Q: I'm 25 and more than a year and a half into my first reporting job. I work at a small (so small we don't even have a website) weekly paper but have always dreamed of moving on to a daily. I worked my butt off in college and reported for the school paper. I was even part of a group of students who won a Robert F. Kennedy Journalism Award for stories we wrote that were published all across the state.
I give every story my all and people have always complimented my writing. I've applied to several larger papers and was interviewed by some, but, almost invariably, I have been told they won't hire me because I don't have enough experience. The papers I tried for seemed like the next logical step up from where I am, but I've run into a catch-22: If you don't already have the experience, employers won't allow you to get it.
I've always been passed over by dailies for internships and jobs. How can I ever get a job at a daily if prior daily experience is a requirement? The thing is, I know I can handle anything life throws at me, but I've never discovered the magic words that will convince a prospective employer of that.

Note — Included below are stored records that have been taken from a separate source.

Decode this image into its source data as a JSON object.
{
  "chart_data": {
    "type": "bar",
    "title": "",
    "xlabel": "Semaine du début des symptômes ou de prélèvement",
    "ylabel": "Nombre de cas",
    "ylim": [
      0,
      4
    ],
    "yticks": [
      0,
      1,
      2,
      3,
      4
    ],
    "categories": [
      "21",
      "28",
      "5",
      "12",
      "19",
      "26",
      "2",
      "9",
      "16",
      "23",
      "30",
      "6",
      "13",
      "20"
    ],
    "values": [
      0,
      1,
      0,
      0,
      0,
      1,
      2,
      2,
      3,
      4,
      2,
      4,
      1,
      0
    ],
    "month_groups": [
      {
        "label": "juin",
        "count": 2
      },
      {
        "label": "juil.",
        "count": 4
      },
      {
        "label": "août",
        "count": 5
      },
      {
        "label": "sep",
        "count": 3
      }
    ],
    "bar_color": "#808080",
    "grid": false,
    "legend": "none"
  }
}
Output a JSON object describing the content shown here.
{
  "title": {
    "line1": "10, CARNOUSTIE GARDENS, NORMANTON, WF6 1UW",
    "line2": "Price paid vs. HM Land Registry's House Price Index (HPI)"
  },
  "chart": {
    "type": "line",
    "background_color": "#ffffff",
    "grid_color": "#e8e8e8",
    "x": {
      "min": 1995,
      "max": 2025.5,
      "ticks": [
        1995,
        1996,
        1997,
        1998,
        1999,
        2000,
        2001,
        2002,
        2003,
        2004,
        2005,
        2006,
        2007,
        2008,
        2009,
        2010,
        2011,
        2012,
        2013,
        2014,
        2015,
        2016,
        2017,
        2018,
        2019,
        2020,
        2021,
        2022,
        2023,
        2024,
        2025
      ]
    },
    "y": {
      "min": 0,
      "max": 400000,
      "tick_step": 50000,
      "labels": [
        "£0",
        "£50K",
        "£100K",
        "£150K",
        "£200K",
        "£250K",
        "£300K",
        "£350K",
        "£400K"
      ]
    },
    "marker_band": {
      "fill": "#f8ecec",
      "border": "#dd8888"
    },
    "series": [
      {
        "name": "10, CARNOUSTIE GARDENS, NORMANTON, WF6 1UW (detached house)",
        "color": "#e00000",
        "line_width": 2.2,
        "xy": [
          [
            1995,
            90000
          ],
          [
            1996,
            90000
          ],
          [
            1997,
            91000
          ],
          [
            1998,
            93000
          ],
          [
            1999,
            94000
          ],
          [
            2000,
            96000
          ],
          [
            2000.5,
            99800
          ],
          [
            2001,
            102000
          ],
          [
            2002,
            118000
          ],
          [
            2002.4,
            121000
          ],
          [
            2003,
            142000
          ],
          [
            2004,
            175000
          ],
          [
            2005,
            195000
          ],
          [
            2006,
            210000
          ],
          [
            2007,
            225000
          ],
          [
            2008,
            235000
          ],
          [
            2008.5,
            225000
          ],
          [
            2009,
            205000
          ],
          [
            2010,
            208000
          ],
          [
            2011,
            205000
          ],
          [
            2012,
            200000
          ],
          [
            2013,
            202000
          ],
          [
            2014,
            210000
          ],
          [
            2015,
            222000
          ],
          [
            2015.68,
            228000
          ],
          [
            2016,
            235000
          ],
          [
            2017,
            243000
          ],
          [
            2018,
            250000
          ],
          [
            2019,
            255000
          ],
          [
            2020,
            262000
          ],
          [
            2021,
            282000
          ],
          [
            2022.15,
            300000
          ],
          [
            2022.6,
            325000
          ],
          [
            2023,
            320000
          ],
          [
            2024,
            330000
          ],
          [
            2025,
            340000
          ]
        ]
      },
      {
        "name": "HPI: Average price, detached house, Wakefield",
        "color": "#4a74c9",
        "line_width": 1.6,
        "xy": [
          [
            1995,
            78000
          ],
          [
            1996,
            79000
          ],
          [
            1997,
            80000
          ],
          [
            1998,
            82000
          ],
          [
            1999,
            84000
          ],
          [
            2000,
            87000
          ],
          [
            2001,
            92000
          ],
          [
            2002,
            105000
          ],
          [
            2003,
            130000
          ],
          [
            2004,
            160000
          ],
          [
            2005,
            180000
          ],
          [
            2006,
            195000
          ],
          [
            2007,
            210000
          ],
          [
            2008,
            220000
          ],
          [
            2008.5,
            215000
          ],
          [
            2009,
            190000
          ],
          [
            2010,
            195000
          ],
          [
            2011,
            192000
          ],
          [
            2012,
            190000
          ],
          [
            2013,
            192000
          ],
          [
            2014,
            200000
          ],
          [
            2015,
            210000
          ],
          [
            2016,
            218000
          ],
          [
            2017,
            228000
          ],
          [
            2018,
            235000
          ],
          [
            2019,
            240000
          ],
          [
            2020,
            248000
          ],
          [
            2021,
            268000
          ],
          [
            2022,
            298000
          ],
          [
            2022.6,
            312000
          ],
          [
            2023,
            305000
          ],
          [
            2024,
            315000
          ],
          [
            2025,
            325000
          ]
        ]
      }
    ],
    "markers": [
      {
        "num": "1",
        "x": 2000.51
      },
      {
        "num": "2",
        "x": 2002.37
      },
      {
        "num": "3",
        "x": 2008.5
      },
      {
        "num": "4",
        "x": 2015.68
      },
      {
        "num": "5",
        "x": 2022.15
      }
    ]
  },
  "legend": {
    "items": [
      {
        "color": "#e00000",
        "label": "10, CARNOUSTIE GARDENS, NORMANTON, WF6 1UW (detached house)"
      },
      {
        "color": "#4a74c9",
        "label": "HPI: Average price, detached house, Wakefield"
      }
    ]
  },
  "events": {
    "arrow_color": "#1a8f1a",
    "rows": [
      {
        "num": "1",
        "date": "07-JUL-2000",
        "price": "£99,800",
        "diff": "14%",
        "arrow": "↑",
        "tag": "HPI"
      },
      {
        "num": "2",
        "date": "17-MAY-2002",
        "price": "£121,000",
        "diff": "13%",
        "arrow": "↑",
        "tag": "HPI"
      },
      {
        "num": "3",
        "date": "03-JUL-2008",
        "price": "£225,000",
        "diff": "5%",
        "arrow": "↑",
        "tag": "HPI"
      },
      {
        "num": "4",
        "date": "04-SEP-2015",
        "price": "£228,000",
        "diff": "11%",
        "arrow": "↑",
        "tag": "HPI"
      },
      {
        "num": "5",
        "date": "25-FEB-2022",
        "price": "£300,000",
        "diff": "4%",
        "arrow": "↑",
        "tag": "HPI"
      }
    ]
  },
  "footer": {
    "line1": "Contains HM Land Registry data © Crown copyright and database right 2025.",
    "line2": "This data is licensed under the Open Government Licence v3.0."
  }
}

Am I just too ambitious and too impatient? Should I wait longer when I feel small-town newspapering has already taught me most everything it can teach me? How do you convince the big guys you are not a lightweight?
A: I can understand your frustration.
But don't fall into the trap that so many people do: "how can I get experience if no one will give me experience?" What those editors are really telling you -- they should say it -- is that they are hiring more experience people.
This suggests two directions: Keep working and apply later or, better, apply to smaller places where you will be more competitive. It sounds as though you're good, you're just applying within pools of people who have more daily experience than you do. Keep trying, but apply to smaller dailies or dailies in places where you think they'll get less-experienced applicants.